Para pemudik rela berdesak-desakan untuk masuk ke moda transportasi umum yang digunakan, seperti bus, dan kereta api.
Mudik inilah yang selalu saya lakukan sepanjang saya bekerja di perantauan, Sukabumi. Ketika saya belum menikah, momen idul Fitri ini digunakan untuk liburan dan mudik ke tanah kelahiran Cirebon.
Setelah menikah, saya harus membagi waktu, tenaga dan dana yang ada untuk mudik ke dua tempat, yakni Solo, tempat mertua saya tinggal, dan Cirebon sebagai kampung halaman saya.

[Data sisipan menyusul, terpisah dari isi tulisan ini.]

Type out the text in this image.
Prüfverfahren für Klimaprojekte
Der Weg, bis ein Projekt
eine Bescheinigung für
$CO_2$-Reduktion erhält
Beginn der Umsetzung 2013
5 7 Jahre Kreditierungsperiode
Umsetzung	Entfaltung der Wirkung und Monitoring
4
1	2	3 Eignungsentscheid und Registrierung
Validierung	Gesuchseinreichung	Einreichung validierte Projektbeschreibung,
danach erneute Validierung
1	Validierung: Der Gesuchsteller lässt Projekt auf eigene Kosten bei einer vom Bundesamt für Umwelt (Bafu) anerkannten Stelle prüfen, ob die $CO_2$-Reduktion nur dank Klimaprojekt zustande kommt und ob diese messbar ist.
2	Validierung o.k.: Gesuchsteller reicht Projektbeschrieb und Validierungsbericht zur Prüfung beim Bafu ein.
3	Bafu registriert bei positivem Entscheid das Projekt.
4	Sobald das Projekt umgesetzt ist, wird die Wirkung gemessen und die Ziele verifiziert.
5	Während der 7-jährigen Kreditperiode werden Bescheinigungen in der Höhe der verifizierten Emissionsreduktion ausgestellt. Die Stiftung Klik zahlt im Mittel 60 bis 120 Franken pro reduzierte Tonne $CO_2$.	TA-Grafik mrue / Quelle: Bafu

Sebelum memiliki kendaraan pribadi, saya dan keluarga mudik selalu menggunakan bus. Kami selalu pergi sepuluh hari sebelum hari H agar terhindar dari macet dan berdesak-desakan. Saat kami memiliki kendaraan pribadi pun mudik sebelum puncak arus mudik terjadi.
Setelah dua tahun kami tidak mudik pada saat hari raya, kami memutuskan untuk mudik tahun ini. Apalagi pemerintah sudah menghalalkan mudik setelah dua tahun melarang para perantau untuk mudik saat hari Idul Fitri. Namun, tahun ini kami harus pulang pada saat puncak mudik karena suamiku tidak bisa meninggalkan pekerjaan.
Kami berangkat saat puncak arus mudik, yakni tanggal 28 April. Kami pergi pukul 10 dari rumah agar tiba di jalan tol Cikampek Utama pukul 12. Ya kami menggunakan jalur Utara melalui tol Bocimi, Jagorawi, Cikampek, Cipali dan Trans Jawa.
Pertimbangan yang digunakan agar kami tidak terjebak macet terlalu lama di jalur selatan yang melewati Cianjur, Bandung, Tasikmalaya, Ciamis dan Banyumas..
Adik saya yang sudah mudik lebih dulu membutuhkan waktu hampir dua puluh empat jam melewati jalur Selatan. Kami memutuskan menggunakan jalan tol meskipun harus menyiapkan e tol sebanyak enam ratus ribu rupiah.
Sebelum memasuki jalan MBZ, kendaraan sudah macet. Kondisi ini berlanjut hingga pintu tol Cikampek Utama. Kendaraan lebih banyak diam daripada melaju. Untungnya sopirnya ada , yaitu suami dan anak sulung.. Mereka bergantian mengemudikan mobil. Memang membutuhkan kesabaran saat dalam kondisi seperti ini.